A esta crença liga-se a bênção. Neste primeiro dia do ano as leituras concentram-nos em torno à bênção. Deus diz a Moisés e a Aarão que abençoem os filhos de Deus. E o que é abençoar? A própria palavra benedire quer dizer: dizer bem, dizer o bem que cada pessoa é, dizer o bom que cada pessoa é. E como isso é fundamental para a vida! É o próprio Deus que nos abençoa, que diz o bem que existe em nós. É tão bela a bênção que Deus ensina a Aarão e a Moisés a atribuírem ao Povo de Deus: “O Senhor te abençoe e te proteja, o Senhor faça brilhar sobre ti a sua face e te seja favorável, o Senhor volte para ti os seus olhos e te conceda a paz.”

Neste início do ano, queridos irmãs e irmãos, sintamo-nos abençoados, sintamos que somos filhos, filhos amados de Deus, confiemos no bem que Deus vê em nós. Simone Weil dizia que: “Mais importante do que termos fé em Deus é compreendermos que Deus tem fé em nós.” Esta fé que Deus tem na nossa Humanidade é a âncora, é a alavanca que nos transforma. Sintamo-nos por isso abençoados, vencendo todo o sentimento interior de orfandade, de distância, de exclusão. Sintamo-nos verdadeiramente filhos, isso que S. Paulo também hoje nos diz na Carta aos Gálatas: “Vós não sois escravos, vós sois filhos. Assim como filhos amados.” Aquilo que Deus disse no Batismo a Jesus “Tu és o Meu Filho muito amado, em Ti coloco o Meu amor.” é, no fundo, isso que Deus diz a cada homem, a cada mulher: “Tu, Meu filho muito amado.” E isso é a verdadeira bênção, a verdadeira bênção.

Às vezes na vida nós caminhamos mais sobre peso, sobre a sombra da maldição do que sobre a luz de uma bênção. Precisamos de ser abençoados, precisamos que a bênção nos seja recordada, nos seja lembrada, precisamos que nos digam o quanto somos queridos, amados por Deus, o quanto fazemos parte do Seu projeto qualquer que seja a nossa situação, a nossa trajetória, o nosso caminho. Sintamo-nos abençoados, abençoados por Deus.

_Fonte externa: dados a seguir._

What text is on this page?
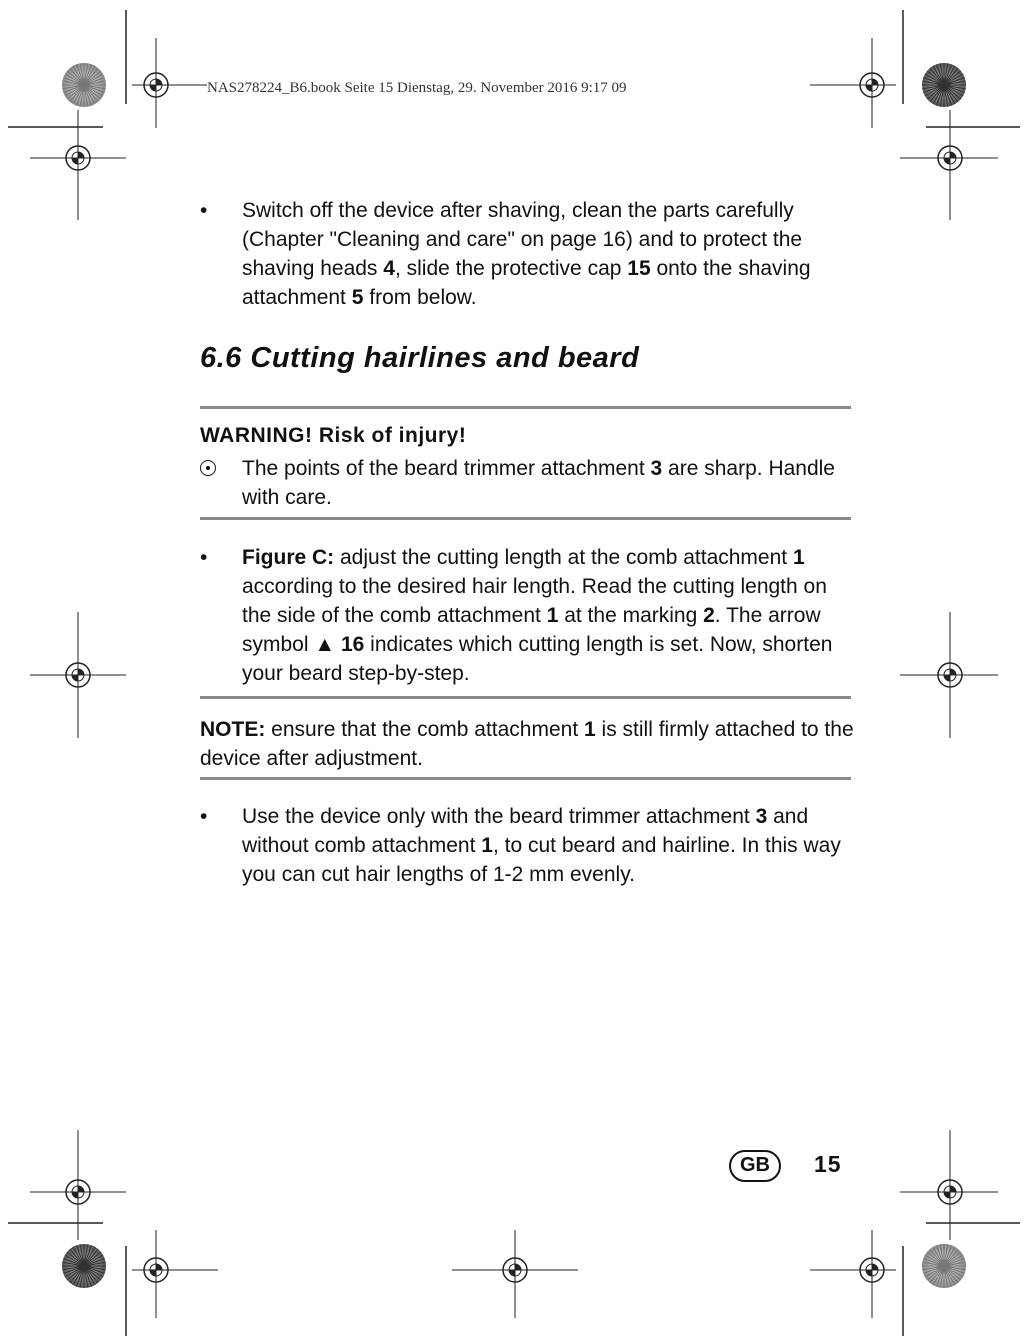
NAS278224_B6.book Seite 15 Dienstag, 29. November 2016 9:17 09
•	Switch off the device after shaving, clean the parts carefully (Chapter "Cleaning and care" on page 16) and to protect the shaving heads 4, slide the protective cap 15 onto the shaving attachment 5 from below.
6.6 Cutting hairlines and beard
WARNING! Risk of injury!
The points of the beard trimmer attachment 3 are sharp. Handle with care.
•	Figure C: adjust the cutting length at the comb attachment 1 according to the desired hair length. Read the cutting length on the side of the comb attachment 1 at the marking 2. The arrow symbol ▲ 16 indicates which cutting length is set. Now, shorten your beard step-by-step.
NOTE: ensure that the comb attachment 1 is still firmly attached to the device after adjustment.
•	Use the device only with the beard trimmer attachment 3 and without comb attachment 1, to cut beard and hairline. In this way you can cut hair lengths of 1-2 mm evenly.
GB	15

Hoje nós celebramos a quadragésima nona jornada de oração pela paz. O Santo Padre, o Papa Francisco, na mensagem deste ano coloca o ponto de atenção na necessidade de vencermos a indiferença. Ele diz: “Vence a indiferença se queres construir a paz.” E, de facto, é a vitória sobre a indiferença que nos dá razões de alegria. Por exemplo no Evangelho, os pastores, eles estavam nos seus rebanhos, na sua vida, quando foram chamados para ir ao presépio. Imagine-se que eles não iam, era menos uma razão de esperança, de grande esperança, para eles.

Tantas vezes nós perdemos a esperança, a nossa vida como que se desvitaliza, como que fica amorfa, cinzenta, encapsulada. Porquê? Porque construímos um muro de indiferença que não quebramos, e por isso nada nos toca também, nada nos redime. Às vezes não queremos sofrer: “Ah, eu vou envolver-me, vou saber, vou fazer, não quero sofrer, não quero ter trabalhos.” Há uma maneira de não sofrer, é não amar, mas isso também não é humano.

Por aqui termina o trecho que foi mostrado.